Generally positive charts for the major equity indices are being counterbalanced by overly bullish sentiment and extended valuation.
So, how should investors approach this situation?
On the Charts
All the major equity indices closed lower Friday with mostly negative internals but on lighter trading volumes. Most managed to see a late-day rally bringing them close to their intraday highs at the close.
The result was no violations of current trends or support occurred, leaving the S&P 500 (see below), DJIA and Dow Jones Transports in neutral/sideways trends as the rest remain positive.
The MidCap 400 did see a bearish stochastic crossover generated but is not "actionable," in our opinion, as support has yet to be violated.
Meanwhile, the cumulative advance/decline lines for the All Exchange, NYSE and Nasdaq remain positive and above their 50-day moving averages.
So, the charts remain generally constructive.
The data, however, still suggest some caution is warranted.
Psychology and valuation Still Counterbalancing
The one-day McClellan Overbought/Oversold Oscillators remain neutral on the All Exchange, NYSE and Nasdaq (All Exchange: +7.72 NYSE: +8.09 Nasdaq: +6.56).
However, psychology and valuation are still counterbalancing the positive charts, by our analysis.
The Open Insider Buy/Sell Ratio dropped to 25.1 as insider selling transactions accelerated.

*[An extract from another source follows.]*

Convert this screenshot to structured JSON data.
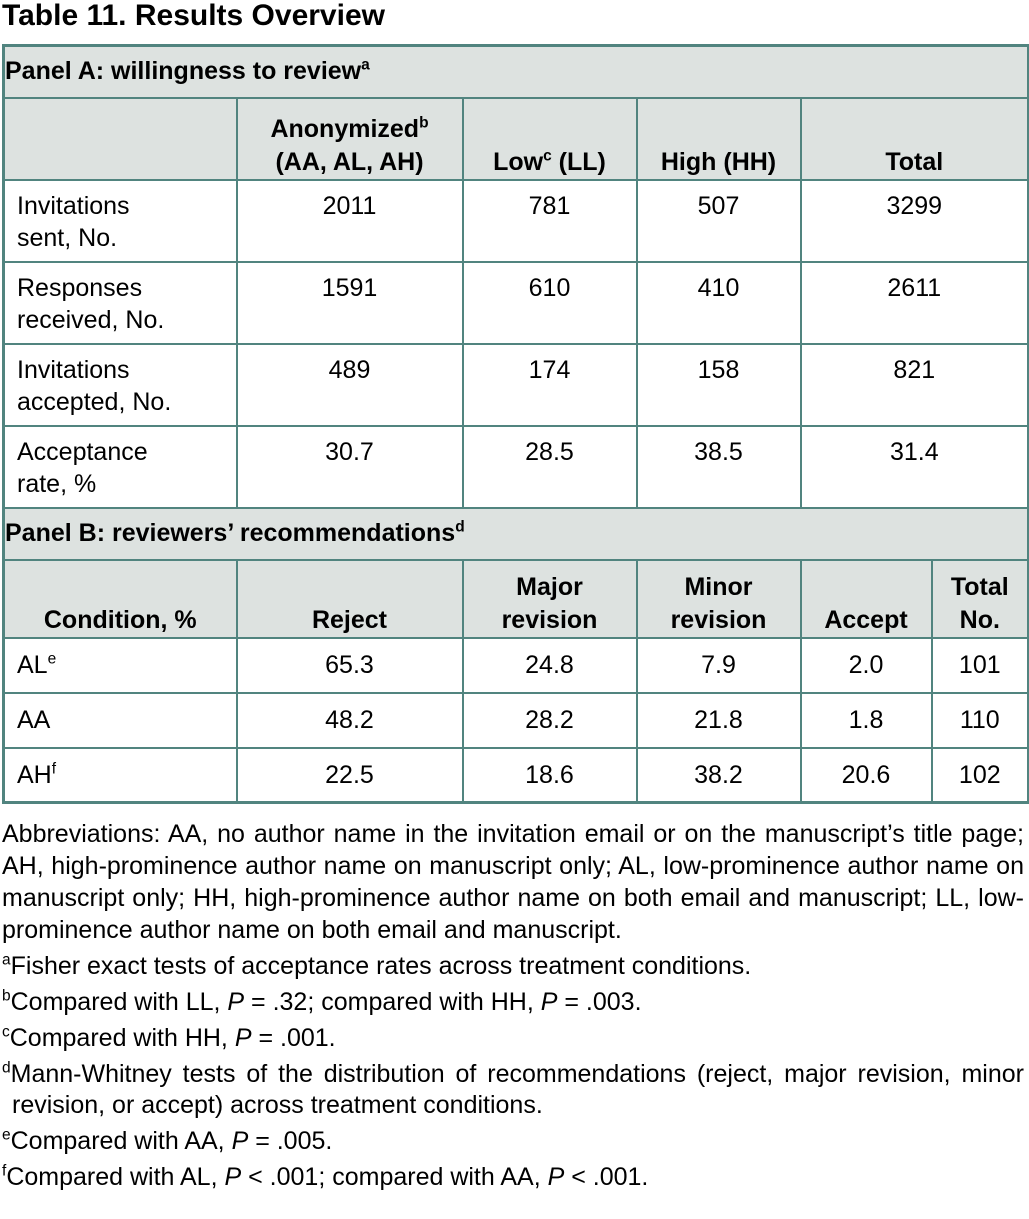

A bearish signal would occur below 25.
Meanwhile, the leveraged ETF traders, measured by the detrended Rydex Ratio (contrarian indicator), remain leveraged long at very bearish 1.52.
In addition, last week's Investors Intelligence Bear/Bull Ratio (contrary indicator) saw yet another decline in bearish advisors as bullish sentiment increased and remains in bearish territory at 16.7/64.7. Also, the AAII Bear/Bull Ratio at 25.53/46.92 is near peak levels seen over the past decade.
S&P 500 Valuation
The valuation gap still appears extended with the S&P 500 trading at a P/E multiple of 22.8x consensus forward 12-month earnings estimates from Bloomberg lifting to $160.38 per share while the "rule of 20" finds fair value at 19.1x.
The S&P's forward earnings yield is 4.37% with the 10-year Treasury yield at 0.89%.
We remain near-term "neutral" for the general equity markets as the charts and data conflict, suggesting chasing price for new purchases on extended stocks could prove hazardous while others emerging from long bases may prove fruitful.